En la práctica, en las democracias representativas, se da un monopolio, si hay mayoría absoluta o un oligopolio, si varios partidos se ponen de acuerdo para gobernar. A su vez, dentro del Partido, gobierne solo o en coalición, se da una concentración de poder en sus dirigentes, incluso en una sola persona. La mayoría de los diputados y senadores hacen en realidad la figura de Don Tancredo. La prueba es que «quien se mueva no sale en la foto», como dijo aquel, profetizando lo que cada día es más efectivo.
Visto el mejunje ideológico que suponen los gobiernos de coalición entre partidos que están en las antípodas parece preferible el bipartidismo, entre otras razones porque hace posible y expedita una real alternancia en el Poder. Es lo que hay en las democracias más antiguas, en Inglaterra y en los Estados Unidos. Se suele decir que cuanto más pluralismo de partidos mejor quedan reflejadas las diversas opiniones y sensibilidades que se da en la gente, en el pueblo. Es cierto, pero sus consecuencias suelen ser alianzas contra natura en las que los dirigentes de partidos muy pequeños acaban decidiendo sobre el conjunto de la población.
No tener todo eso en cuenta es ignorancia democrática, disimulada en una apología del pluralismo, como muestra directa de la libertad. Pero dos es ya pluralismo. Defender el pluralismo como la conveniencia de que haya muchos es abocarse a no tener en cuenta las mayorías, algo esencial en democracia. Las minorías han de ser respetadas, pero la decisión corresponde a las mayorías.
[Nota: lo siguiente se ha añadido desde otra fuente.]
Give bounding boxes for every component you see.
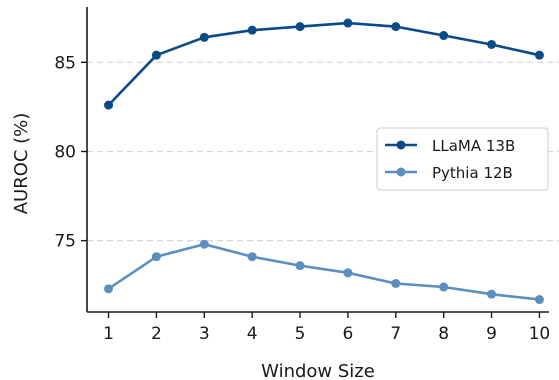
data-point xyxy=(391,22,401,32)
data-point xyxy=(343,268,353,278)
data-point xyxy=(151,252,161,262)
data-point xyxy=(534,295,544,305)
data-point xyxy=(247,252,257,262)
x-tick-label: 6 xyxy=(343,324,354,344)
data-point xyxy=(343,18,353,28)
x-tick-label: 3 xyxy=(199,324,210,344)
x-axis-label: Window Size xyxy=(261,361,375,380)
legend-label: LLaMA 13B xyxy=(432,137,515,155)
data-point xyxy=(295,261,305,271)
data-point xyxy=(534,50,544,60)
x-tick-label: 10 xyxy=(529,324,551,344)
data-point xyxy=(487,39,497,49)
data-point xyxy=(247,25,257,35)
data-point xyxy=(439,31,449,41)
x-tick-label: 7 xyxy=(390,324,401,344)
y-tick-label: 85 xyxy=(54,53,76,73)
legend-swatch-marker xyxy=(396,167,406,177)
y-tick-label: 75 xyxy=(54,232,76,252)
axes-layer: 75 80 85 1 2 3 4 5 6 7 8 9 10 xyxy=(54,7,550,344)
data-point xyxy=(151,50,161,60)
legend: LLaMA 13B Pythia 12B xyxy=(376,127,549,191)
x-tick-label: 8 xyxy=(438,324,449,344)
data-point xyxy=(439,282,449,292)
x-tick-label: 9 xyxy=(486,324,497,344)
legend-frame xyxy=(376,127,549,191)
data-point xyxy=(487,289,497,299)
x-tick-label: 1 xyxy=(103,324,114,344)
data-point xyxy=(199,239,209,249)
series-line-0 xyxy=(107,21,540,107)
series-line-1 xyxy=(107,242,540,301)
series-layer xyxy=(104,18,544,305)
data-point xyxy=(391,278,401,288)
legend-swatch-marker xyxy=(396,140,406,150)
data-point xyxy=(104,284,114,294)
data-point xyxy=(104,100,114,110)
x-tick-label: 5 xyxy=(295,324,306,344)
legend-label: Pythia 12B xyxy=(432,164,513,182)
y-axis-label: AUROC (%) xyxy=(11,113,32,215)
data-point xyxy=(295,22,305,32)
x-tick-label: 2 xyxy=(151,324,162,344)
x-tick-label: 4 xyxy=(247,324,258,344)
data-point xyxy=(199,32,209,42)
y-tick-label: 80 xyxy=(54,142,76,162)
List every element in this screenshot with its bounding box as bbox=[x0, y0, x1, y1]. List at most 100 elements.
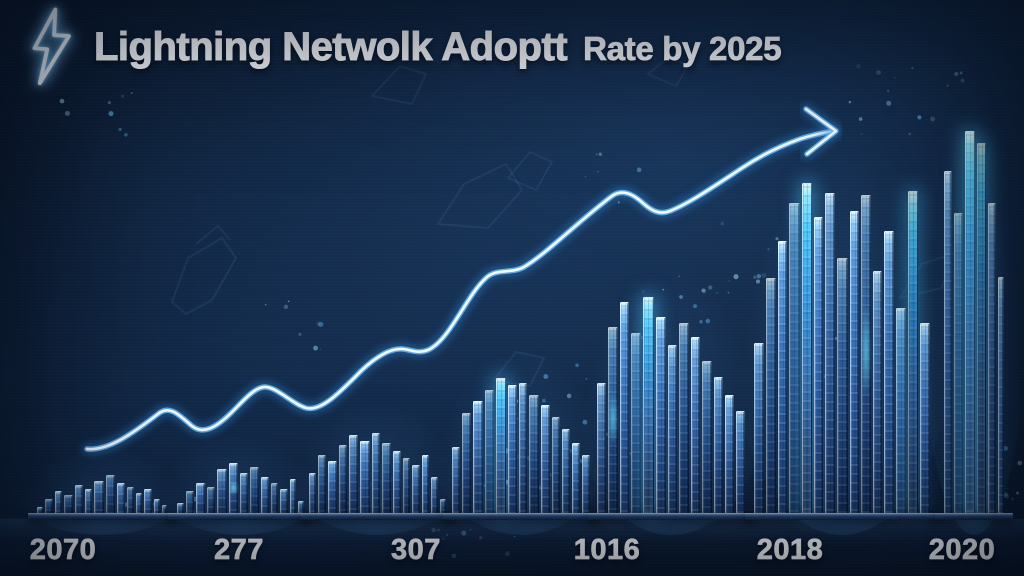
bar bbox=[656, 317, 666, 513]
bar bbox=[318, 455, 326, 513]
bar bbox=[631, 333, 641, 513]
bar bbox=[452, 447, 460, 513]
bar bbox=[508, 385, 517, 513]
bar bbox=[280, 489, 288, 513]
title-main: Lightning Netwolk Adoptt bbox=[93, 24, 568, 69]
lightning-bolt-icon bbox=[32, 7, 71, 86]
bar bbox=[562, 429, 570, 513]
bar bbox=[552, 417, 560, 513]
bar bbox=[328, 461, 337, 513]
bar bbox=[403, 458, 410, 513]
bar bbox=[529, 395, 539, 513]
bar bbox=[988, 203, 996, 513]
bar bbox=[977, 143, 986, 513]
bar bbox=[608, 327, 618, 513]
bar bbox=[789, 203, 800, 513]
bar bbox=[884, 231, 894, 513]
bar-cluster bbox=[944, 131, 1004, 513]
cluster-platform bbox=[935, 513, 1013, 520]
bar bbox=[229, 463, 238, 513]
bar bbox=[117, 483, 125, 513]
bar bbox=[94, 481, 104, 513]
bar bbox=[154, 499, 160, 513]
bar bbox=[55, 491, 62, 513]
cluster-platform bbox=[168, 513, 313, 520]
cluster-platform bbox=[588, 513, 754, 520]
x-axis-label: 307 bbox=[391, 534, 441, 567]
cluster-platform bbox=[745, 513, 939, 520]
bar bbox=[754, 343, 764, 513]
bar bbox=[382, 443, 391, 513]
bar bbox=[896, 308, 906, 513]
bar bbox=[339, 445, 347, 513]
bar bbox=[136, 493, 142, 513]
bar-cluster bbox=[754, 183, 930, 513]
bar bbox=[250, 467, 259, 513]
bar bbox=[261, 477, 269, 513]
bar-cluster bbox=[309, 433, 446, 513]
bar bbox=[861, 195, 871, 513]
bar bbox=[837, 258, 848, 513]
bar bbox=[196, 483, 205, 513]
bar bbox=[620, 302, 629, 513]
bar bbox=[714, 377, 723, 513]
bar-cluster bbox=[597, 297, 745, 513]
bar bbox=[908, 191, 918, 513]
x-axis-label: 277 bbox=[214, 534, 264, 567]
bar bbox=[778, 241, 787, 513]
bar bbox=[360, 441, 370, 513]
title-sub: Rate by 2025 bbox=[583, 29, 782, 67]
x-axis-label: 2020 bbox=[928, 534, 996, 567]
bar bbox=[954, 213, 963, 513]
bar bbox=[702, 361, 712, 513]
bar bbox=[217, 469, 227, 513]
bar bbox=[349, 435, 358, 513]
bar bbox=[572, 443, 580, 513]
bar bbox=[462, 413, 471, 513]
bar bbox=[309, 473, 316, 513]
bar bbox=[75, 485, 83, 513]
floor-gradient bbox=[0, 519, 1024, 576]
bar-cluster bbox=[177, 463, 304, 513]
bar bbox=[473, 401, 483, 513]
x-axis-label: 2018 bbox=[756, 534, 824, 567]
page-title: Lightning Netwolk Adoptt Rate by 2025 bbox=[93, 24, 782, 70]
bar bbox=[422, 455, 429, 513]
bar bbox=[271, 483, 278, 513]
bar bbox=[519, 383, 527, 513]
bar bbox=[186, 491, 194, 513]
bar bbox=[64, 495, 73, 513]
cluster-platform bbox=[300, 513, 455, 520]
bar bbox=[106, 475, 115, 513]
bar bbox=[944, 171, 952, 513]
bar bbox=[393, 451, 401, 513]
bar bbox=[850, 211, 859, 513]
bar bbox=[298, 501, 304, 513]
bar bbox=[814, 217, 823, 513]
bar bbox=[691, 337, 700, 513]
bar bbox=[998, 277, 1004, 513]
bar-cluster bbox=[37, 475, 167, 513]
bar bbox=[485, 390, 494, 513]
bar bbox=[290, 479, 296, 513]
bar bbox=[496, 378, 506, 513]
bar bbox=[725, 395, 734, 513]
cluster-platform bbox=[28, 513, 176, 520]
bar bbox=[766, 278, 776, 513]
bar bbox=[207, 487, 215, 513]
bar bbox=[873, 271, 882, 513]
bar bbox=[643, 297, 654, 513]
bar bbox=[85, 489, 92, 513]
bar-cluster bbox=[452, 378, 590, 513]
bar bbox=[431, 477, 438, 513]
bar bbox=[412, 465, 420, 513]
bar bbox=[37, 507, 43, 513]
header: Lightning Netwolk Adoptt Rate by 2025 bbox=[20, 4, 782, 90]
x-axis-label: 1016 bbox=[573, 534, 641, 567]
cluster-platform bbox=[443, 513, 599, 520]
bar bbox=[144, 489, 152, 513]
bar bbox=[679, 323, 689, 513]
bar bbox=[825, 193, 835, 513]
bar bbox=[541, 405, 550, 513]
La ignorancia democrática se traduce en la verdad de que «tenemos el Gobierno que nos merecemos». Si a la hora de votar el voto se dispersa en un pluralismo inconsciente, saldrá un Gobierno en el que lo definitivo es dar a cada formación lo que exige para que acceda a contribuir con sus votos. Eso es manera muy eficaz de primar el particularismo sobre los bienes generales.
Lo menos malo parece un bipartidismo con listas en las que los votantes puedan mostrar sus preferencias, subrayando determinados nombres, sea cual sea el lugar que ocupe en el trágala de las listas cerradas de los partidos. Eso contribuiría a que cada representante tuviera que ganarse personalmente la confianza de sus votantes, ante los que responde si es efectivamente elegido.
Lo que he escrito hasta ahora puede parecer teórico, pero, hoy, cualquiera es capaz, en España, de poner a todo eso nombres y apellidos. Uno termina en hez y otro en demont.